Property Investments in Buenos Aires
A reader wrote in with the following comment, which I will post and then address. With all the posts recently about the negatives of investing in Argentina, I think there may be a little spell of pessimism going around.
I'm really enjoying your writings on your blog. I'm learning so much. Just today a local merchant/friend warned me not to invest in any property in Argentina because a friend of hers had her farm consficated by the government.
Safely Investing in Property
Although I don't know the details of the reader's friend's farm, I can only wonder whether all the taxes were paid-up and whether the land was being put to productive use.

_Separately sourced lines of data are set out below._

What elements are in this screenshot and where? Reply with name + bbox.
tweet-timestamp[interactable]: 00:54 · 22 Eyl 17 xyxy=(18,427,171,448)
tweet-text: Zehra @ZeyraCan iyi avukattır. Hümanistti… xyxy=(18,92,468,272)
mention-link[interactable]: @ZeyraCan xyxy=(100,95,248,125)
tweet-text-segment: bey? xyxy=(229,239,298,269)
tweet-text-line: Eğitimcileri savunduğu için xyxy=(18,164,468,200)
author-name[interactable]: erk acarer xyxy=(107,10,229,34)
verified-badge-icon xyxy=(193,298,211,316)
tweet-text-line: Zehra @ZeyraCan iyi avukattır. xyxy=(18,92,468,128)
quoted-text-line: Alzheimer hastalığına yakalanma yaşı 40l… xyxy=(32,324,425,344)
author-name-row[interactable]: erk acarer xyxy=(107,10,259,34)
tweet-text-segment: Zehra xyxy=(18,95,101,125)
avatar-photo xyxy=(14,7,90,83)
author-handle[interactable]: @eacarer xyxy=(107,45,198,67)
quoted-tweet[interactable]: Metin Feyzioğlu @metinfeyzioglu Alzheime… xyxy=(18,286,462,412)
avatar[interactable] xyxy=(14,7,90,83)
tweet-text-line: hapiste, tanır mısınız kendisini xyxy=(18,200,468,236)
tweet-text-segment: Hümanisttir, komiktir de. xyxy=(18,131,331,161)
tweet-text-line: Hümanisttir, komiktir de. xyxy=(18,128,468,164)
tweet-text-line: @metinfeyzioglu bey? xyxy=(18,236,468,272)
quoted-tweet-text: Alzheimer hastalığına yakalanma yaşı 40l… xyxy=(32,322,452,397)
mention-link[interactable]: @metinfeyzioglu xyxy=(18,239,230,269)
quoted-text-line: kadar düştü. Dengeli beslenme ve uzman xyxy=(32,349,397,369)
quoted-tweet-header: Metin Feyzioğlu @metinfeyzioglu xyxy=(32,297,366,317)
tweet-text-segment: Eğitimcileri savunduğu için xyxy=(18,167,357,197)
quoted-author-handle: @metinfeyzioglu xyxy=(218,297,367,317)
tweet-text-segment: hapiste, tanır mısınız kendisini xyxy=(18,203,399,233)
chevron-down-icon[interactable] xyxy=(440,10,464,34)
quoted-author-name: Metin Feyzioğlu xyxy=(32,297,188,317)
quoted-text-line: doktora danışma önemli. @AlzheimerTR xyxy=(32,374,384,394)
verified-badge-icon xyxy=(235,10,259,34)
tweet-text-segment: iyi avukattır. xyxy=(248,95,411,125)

Foreign farm ownership is a very touchy issue in all of Latin America. Wars and revolutions have been fought over farm ownership in Latin America. United Fruit Company, anyone?
Despite all the negative things being said about real estate in Argentina, allow me to put forward a few positives. If you deal with reputable professionals, you will greatly reduce your risk. Make sure you use a good notary who will validate the title of the property. You want to make sure you will be getting proper legal ownership. If you are renting apartments, it may be smart to go with a management agency. These companies will investigate the tenants and require them to obtain a guarantee of payment. I went through one of these agencies when renting our office and believe me -- they really do check you out.
When signing contracts with local companies, make sure that as a foreign person or foreign company that you will have legal standing to enforce contracts within Argentina. I was surprised to learn that foreign individuals without a DNI essentially have no rights within Argentina. That's one of the main reasons I got my DNI -- to ensure that I would have the same rights and legal protections as citizens.
Get a second opinion. Ask around and see what people think about an investment idea you have. Have a knowledgeable third party look over the investment numbers and see if it makes sense. Before entering into any investment, it may not hurt to pay a lawyer $100 to look over everything and get his or her advice.
Doing business in a foreign country can be risky, but also very rewarding. Don't just write-off the country as "too risky". If you do your homework (or pay others to do it for you), you can limit your risk on any investment. Jumping into any investment without proper research is a good way to lose your shirt, no matter where in the world you happen to be. So, let's all not be so negative on Argentina. There is risk, but not so much more than anywhere else.